El binge-watching reordena horarios, pero también patrones de gasto. Las plataformas han aprendido a estrenar temporadas completas o historias que invitan a encadenar episodios. Estudios recientes describen cómo los atracones de ficción impactan en la atención, el sueño y hasta en la memoria, con picos de dopamina que refuerzan la conducta repetida. Esa misma lógica se traslada al bolsillo: cuando se entra en modo maratón, la percepción del gasto se diluye entre suscripciones, pedidos de comida y compras impulsivas relacionadas con la serie que se está viendo.
Las micro-finanzas del ocio operan en un terreno ambiguo.
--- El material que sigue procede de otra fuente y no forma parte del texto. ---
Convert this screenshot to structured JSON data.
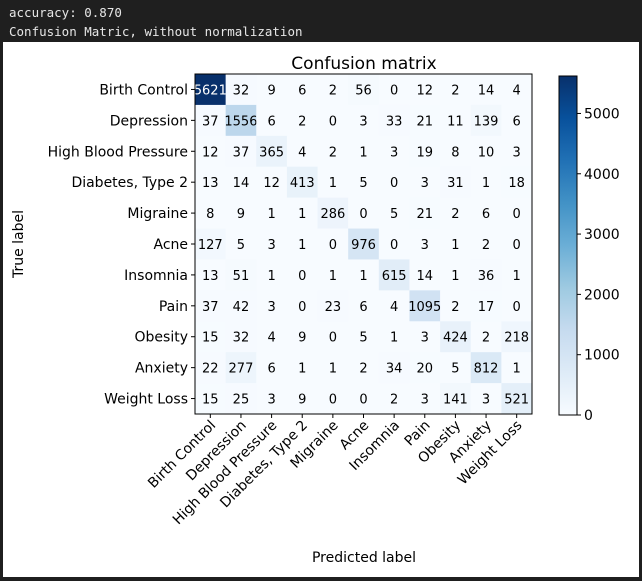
{
  "console": {
    "accuracy_line": "accuracy: 0.870",
    "caption_line": "Confusion Matric, without normalization"
  },
  "chart_data": {
    "type": "heatmap",
    "title": "Confusion matrix",
    "xlabel": "Predicted label",
    "ylabel": "True label",
    "labels": [
      "Birth Control",
      "Depression",
      "High Blood Pressure",
      "Diabetes, Type 2",
      "Migraine",
      "Acne",
      "Insomnia",
      "Pain",
      "Obesity",
      "Anxiety",
      "Weight Loss"
    ],
    "matrix": [
      [
        5621,
        32,
        9,
        6,
        2,
        56,
        0,
        12,
        2,
        14,
        4
      ],
      [
        37,
        1556,
        6,
        2,
        0,
        3,
        33,
        21,
        11,
        139,
        6
      ],
      [
        12,
        37,
        365,
        4,
        2,
        1,
        3,
        19,
        8,
        10,
        3
      ],
      [
        13,
        14,
        12,
        413,
        1,
        5,
        0,
        3,
        31,
        1,
        18
      ],
      [
        8,
        9,
        1,
        1,
        286,
        0,
        5,
        21,
        2,
        6,
        0
      ],
      [
        127,
        5,
        3,
        1,
        0,
        976,
        0,
        3,
        1,
        2,
        0
      ],
      [
        13,
        51,
        1,
        0,
        1,
        1,
        615,
        14,
        1,
        36,
        1
      ],
      [
        37,
        42,
        3,
        0,
        23,
        6,
        4,
        1095,
        2,
        17,
        0
      ],
      [
        15,
        32,
        4,
        9,
        0,
        5,
        1,
        3,
        424,
        2,
        218
      ],
      [
        22,
        277,
        6,
        1,
        1,
        2,
        34,
        20,
        5,
        812,
        1
      ],
      [
        15,
        25,
        3,
        9,
        0,
        0,
        2,
        3,
        141,
        3,
        521
      ]
    ],
    "colorbar": {
      "min": 0,
      "max": 5621,
      "ticks": [
        0,
        1000,
        2000,
        3000,
        4000,
        5000
      ],
      "colormap": "Blues"
    },
    "text_color_threshold": 2810.5
  }
}
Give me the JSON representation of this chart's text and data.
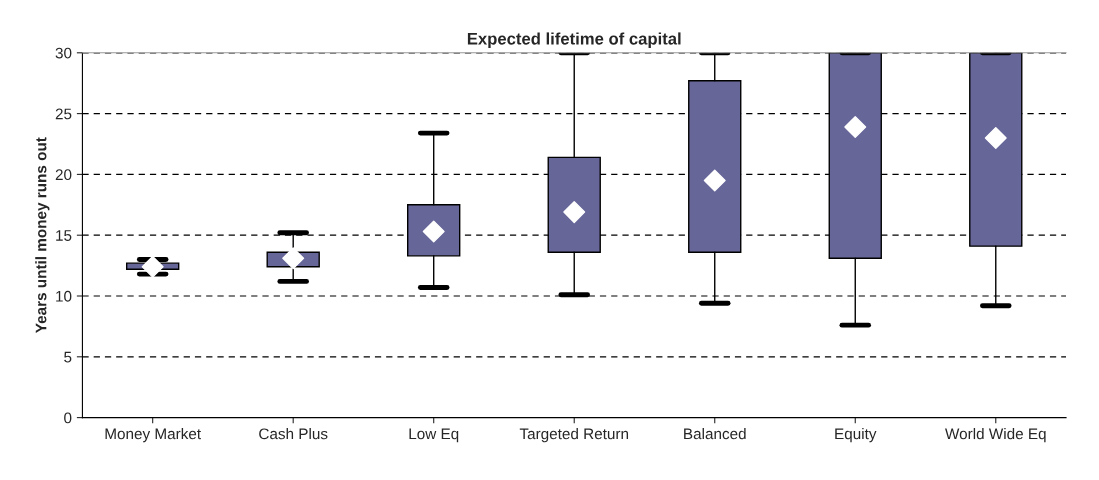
{
  "chart_data": {
    "type": "box",
    "title": "Expected lifetime of capital",
    "ylabel": "Years until money runs out",
    "categories": [
      "Money Market",
      "Cash Plus",
      "Low Eq",
      "Targeted Return",
      "Balanced",
      "Equity",
      "World Wide Eq"
    ],
    "boxes": [
      {
        "low": 11.8,
        "q1": 12.2,
        "median": 12.4,
        "q3": 12.7,
        "high": 13.0
      },
      {
        "low": 11.2,
        "q1": 12.4,
        "median": 13.1,
        "q3": 13.6,
        "high": 15.2
      },
      {
        "low": 10.7,
        "q1": 13.3,
        "median": 15.3,
        "q3": 17.5,
        "high": 23.4
      },
      {
        "low": 10.1,
        "q1": 13.6,
        "median": 16.9,
        "q3": 21.4,
        "high": 30
      },
      {
        "low": 9.4,
        "q1": 13.6,
        "median": 19.5,
        "q3": 27.7,
        "high": 30
      },
      {
        "low": 7.6,
        "q1": 13.1,
        "median": 23.9,
        "q3": 30,
        "high": 30
      },
      {
        "low": 9.2,
        "q1": 14.1,
        "median": 23.0,
        "q3": 30,
        "high": 30
      }
    ],
    "color": "#666699",
    "ylim": [
      0,
      30
    ],
    "yticks": [
      0,
      5,
      10,
      15,
      20,
      25,
      30
    ],
    "grid": "y",
    "line_style": "dashed",
    "marker": "diamond"
  }
}
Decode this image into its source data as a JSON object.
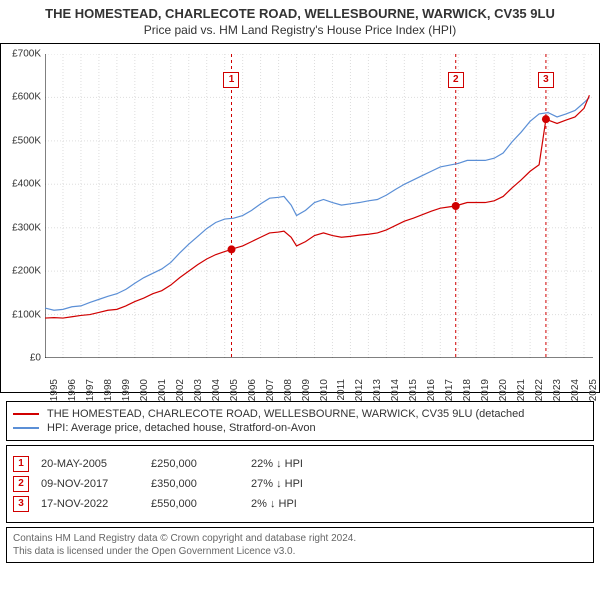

Un euro de más en la tarifa conjunta, un alquiler digital de estreno, un pack de palomitas premium y una bebida a domicilio no hunden a nadie. El problema aparece cuando ese patrón se repite cada semana y se suma a otros pequeños cargos mensuales. Muchos espectadores solo detectan el volumen real cuando llega el extracto bancario lleno de cargos de suscripción, compras in-app y servicios asociados al entretenimiento.
En ese contexto no resulta extraño que, a mitad de mes, alguien piense necesito 10 euros urgente para no renunciar al plan del viernes. La existencia de minicréditos y soluciones de financiación exprés facilita cubrir un hueco puntual, pero los especialistas en educación financiera recuerdan que utilizar deuda para financiar ocio es una señal de alerta. El crédito puede servir para suavizar un bache aislado, no para sostener de forma habitual una agenda de estrenos, suscripciones y cenas asociadas a cada premiere.
Una forma más sostenible de vivir las maratones sin sobresaltos consiste en reservar un espacio concreto del presupuesto para el ocio seriéfilo. No basta con “ir viendo sobre la marcha”. Las reglas de reparto de ingresos ayudan a poner límites. La regla ahorro 70 20 10, por ejemplo, propone destinar alrededor del 70% de los ingresos a gastos básicos, un 20 % al ahorro y un 10% a caprichos y actividades recreativas. Ese 10% puede incluir plataformas, entradas de cine, merchandising y cualquier desembolso ligado a series, siempre que se mantenga dentro del marco fijado.
Aplicar este tipo de estructura obliga a tomar decisiones. Si el paquete de plataformas se come todo el margen de ocio, quizá toque renunciar a alguna suscripción o compartir cuentas legales dentro del núcleo familiar usando los planes que lo permiten. Si se suma un nuevo servicio para seguir un solo título, conviene fijar por adelantado una fecha de cancelación, antes de que la cuota se normalice y se convierta en un gasto fijo que pasa inadvertido.
También ayuda separar mentalmente consumo y acompañamiento. Pedir comida a domicilio en cada maratón multiplica el coste real de la sesión, del mismo modo que comprar merchandising por impulso cada vez que una serie engancha. Preparar parte de ese consumo en casa, reservar las compras de productos oficiales para momentos concretos del año y priorizar aquello que se va a usar de verdad reduce el riesgo de llenar el armario y vaciar la cuenta.